Knocking An Entrenched Lawmaker Over Residency Is Not Unique

CONGRESS 15
Feb. 26, 2012 | An insurgent candidate tries to unseat a three decades-old political institution within in their own party by charging the incumbent lives in Washington, D.C., instead of their own state.

Sound familiar?

Dublin Councilman Eric Swalwell’s run against Rep. Pete Stark is predicated on the assertion the 80-year-old does not live in his East Bay congressional district and out of touch from the realities of his constituents. “If he’s not here and he’s not there,” said Swalwell last week, “Where is he?”

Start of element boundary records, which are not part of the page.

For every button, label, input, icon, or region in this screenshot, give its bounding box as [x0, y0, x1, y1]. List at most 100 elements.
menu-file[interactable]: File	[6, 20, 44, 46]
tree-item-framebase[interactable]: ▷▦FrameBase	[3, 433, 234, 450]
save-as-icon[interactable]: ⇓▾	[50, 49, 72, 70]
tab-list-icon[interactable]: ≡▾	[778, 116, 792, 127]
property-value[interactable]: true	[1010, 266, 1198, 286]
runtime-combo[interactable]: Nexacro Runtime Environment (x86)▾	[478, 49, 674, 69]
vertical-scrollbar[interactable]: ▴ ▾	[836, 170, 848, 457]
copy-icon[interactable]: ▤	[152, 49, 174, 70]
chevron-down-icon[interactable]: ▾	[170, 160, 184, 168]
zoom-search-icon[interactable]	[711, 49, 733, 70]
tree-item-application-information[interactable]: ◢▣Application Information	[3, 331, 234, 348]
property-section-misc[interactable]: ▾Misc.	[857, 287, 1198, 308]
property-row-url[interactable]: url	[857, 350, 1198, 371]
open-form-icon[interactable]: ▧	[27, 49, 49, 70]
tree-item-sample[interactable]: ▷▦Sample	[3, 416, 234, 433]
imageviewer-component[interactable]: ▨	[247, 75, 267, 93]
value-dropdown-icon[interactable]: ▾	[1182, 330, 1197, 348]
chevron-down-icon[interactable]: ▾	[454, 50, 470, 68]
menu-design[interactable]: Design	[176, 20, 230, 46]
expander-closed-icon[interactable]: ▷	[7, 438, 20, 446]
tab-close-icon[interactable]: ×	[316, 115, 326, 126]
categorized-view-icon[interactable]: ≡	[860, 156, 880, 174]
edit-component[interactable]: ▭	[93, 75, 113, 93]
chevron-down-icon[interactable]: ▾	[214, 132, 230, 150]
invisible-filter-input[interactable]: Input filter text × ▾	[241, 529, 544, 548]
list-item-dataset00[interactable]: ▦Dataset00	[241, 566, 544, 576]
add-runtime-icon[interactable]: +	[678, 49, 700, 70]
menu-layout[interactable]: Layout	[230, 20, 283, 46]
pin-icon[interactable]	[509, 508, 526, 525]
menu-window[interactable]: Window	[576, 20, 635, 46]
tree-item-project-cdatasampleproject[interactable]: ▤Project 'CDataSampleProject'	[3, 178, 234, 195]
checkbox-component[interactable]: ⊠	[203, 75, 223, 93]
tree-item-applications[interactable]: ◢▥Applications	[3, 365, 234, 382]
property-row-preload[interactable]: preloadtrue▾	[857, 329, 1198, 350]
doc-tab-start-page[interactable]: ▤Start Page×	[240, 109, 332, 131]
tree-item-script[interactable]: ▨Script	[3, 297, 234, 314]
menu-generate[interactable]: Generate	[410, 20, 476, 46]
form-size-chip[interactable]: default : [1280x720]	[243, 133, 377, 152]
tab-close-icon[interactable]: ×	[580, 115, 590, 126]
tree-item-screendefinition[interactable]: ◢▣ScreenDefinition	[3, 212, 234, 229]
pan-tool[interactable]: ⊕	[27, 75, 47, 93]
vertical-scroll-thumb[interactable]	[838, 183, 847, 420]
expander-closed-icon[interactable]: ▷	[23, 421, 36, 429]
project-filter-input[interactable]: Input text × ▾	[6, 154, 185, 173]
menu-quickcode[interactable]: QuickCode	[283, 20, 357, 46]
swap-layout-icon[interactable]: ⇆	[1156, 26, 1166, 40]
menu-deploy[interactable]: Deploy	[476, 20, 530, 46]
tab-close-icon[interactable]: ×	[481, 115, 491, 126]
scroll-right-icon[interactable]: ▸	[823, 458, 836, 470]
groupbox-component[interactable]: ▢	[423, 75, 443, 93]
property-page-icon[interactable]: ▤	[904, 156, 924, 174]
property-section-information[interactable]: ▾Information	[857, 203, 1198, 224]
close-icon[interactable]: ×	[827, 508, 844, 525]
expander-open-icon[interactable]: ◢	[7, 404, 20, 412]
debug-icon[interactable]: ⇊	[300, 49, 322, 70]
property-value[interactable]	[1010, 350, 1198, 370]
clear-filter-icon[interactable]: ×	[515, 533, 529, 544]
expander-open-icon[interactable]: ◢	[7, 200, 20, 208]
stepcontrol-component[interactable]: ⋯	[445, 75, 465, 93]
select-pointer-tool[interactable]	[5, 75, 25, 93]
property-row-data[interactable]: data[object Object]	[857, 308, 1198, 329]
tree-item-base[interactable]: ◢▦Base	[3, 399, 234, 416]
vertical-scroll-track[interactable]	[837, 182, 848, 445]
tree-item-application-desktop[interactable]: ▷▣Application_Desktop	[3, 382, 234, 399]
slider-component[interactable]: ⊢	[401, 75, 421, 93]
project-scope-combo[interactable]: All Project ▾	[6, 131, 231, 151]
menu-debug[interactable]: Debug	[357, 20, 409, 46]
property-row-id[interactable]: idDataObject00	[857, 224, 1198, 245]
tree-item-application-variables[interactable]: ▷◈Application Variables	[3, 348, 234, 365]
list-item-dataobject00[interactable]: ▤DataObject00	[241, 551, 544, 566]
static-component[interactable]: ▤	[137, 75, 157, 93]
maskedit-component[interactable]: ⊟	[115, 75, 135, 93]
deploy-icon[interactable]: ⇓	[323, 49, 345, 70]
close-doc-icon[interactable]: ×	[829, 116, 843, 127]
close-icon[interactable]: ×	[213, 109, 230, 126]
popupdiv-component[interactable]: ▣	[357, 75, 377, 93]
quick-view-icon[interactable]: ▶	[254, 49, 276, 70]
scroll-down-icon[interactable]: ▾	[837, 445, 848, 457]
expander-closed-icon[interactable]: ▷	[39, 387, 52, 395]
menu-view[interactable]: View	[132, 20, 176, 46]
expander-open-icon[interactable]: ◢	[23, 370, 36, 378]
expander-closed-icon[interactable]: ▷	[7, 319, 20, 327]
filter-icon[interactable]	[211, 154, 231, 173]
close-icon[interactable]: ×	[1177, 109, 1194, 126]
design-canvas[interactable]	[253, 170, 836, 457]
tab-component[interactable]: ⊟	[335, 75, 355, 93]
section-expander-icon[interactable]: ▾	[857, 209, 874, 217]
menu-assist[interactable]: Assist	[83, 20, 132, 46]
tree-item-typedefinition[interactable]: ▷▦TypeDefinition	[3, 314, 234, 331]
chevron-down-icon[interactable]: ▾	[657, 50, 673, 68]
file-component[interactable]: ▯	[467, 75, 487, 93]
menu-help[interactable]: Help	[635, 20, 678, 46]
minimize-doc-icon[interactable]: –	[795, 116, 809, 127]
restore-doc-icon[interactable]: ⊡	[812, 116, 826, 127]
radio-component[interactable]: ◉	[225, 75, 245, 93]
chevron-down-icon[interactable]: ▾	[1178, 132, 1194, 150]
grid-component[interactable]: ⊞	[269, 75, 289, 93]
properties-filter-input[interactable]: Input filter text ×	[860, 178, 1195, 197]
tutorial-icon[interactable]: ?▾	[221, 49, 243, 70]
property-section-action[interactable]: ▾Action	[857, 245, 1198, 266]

Swalwell’s argument, it now appears is not wholly unique to attempts at unseating entrenched Beltway insiders.

Sen. Richard Lugar

Indiana’s Republican Sen. Richard Lugar is facing the same onslaught from within his party by State Treasurer Richard Mourdock. Lugar, one of the most notable members of the U.S. Senate, recently acknowledged selling his home in Indianapolis just after winning election in 1976.

To make matters worse, he recently told reporters he had no idea what address on his Indiana driver’s license. Last week, the Indiana attorney general and a state election commission said Lugar’s residency was valid because his work in Washington constituted “official duties.”

“Sadly, Sen. Lugar went to Washington, D.C., and left Indiana behind,” said Mourdock. Lugar says upon election in 1976, he bought a home in Washington and couldn’t afford owning two homes to keep his family together, so he packed up and moved from the Hoosier State.

Similar to Lugar, Stark was first elected to Congress in 1973 and has rarely faced legitimate challengers over the next 38 years. He lists the home address of his in-laws in San Lorenzo, but said last week that he has rented a home in Fremont for the past 20 years.

“It would just about impossible until we have some type of rocket, which we don’t have, to represent you in Congress and not live in the Washington, D.C. area,” said Stark, who also said family issues necessitate stability in one place. Stark has a 16-year-old son and 10-year-old twins.

There are some important differences between these two similar situations. Knowledge of Stark’s residency on the Chesapeake is common knowledge in the East Bay. For Swalwell, his charge over Stark’s residency comes in tandem with pointed criticism of Stark’s poor voting record over the past few years.

The second part is risky since Stark’s excuse for missing so many votes, particularly in 2010, was due to a severe case of Pneumonia that sapped him of his energy and, along with medication, physically transformed facial features from narrow and chiseled to doughy and puffy.

As one observer of Stark and Swalwell’s first meeting Feb. 20 in Dublin told me, “Swalwell has to be careful not to look like he’s beating up on an old man.”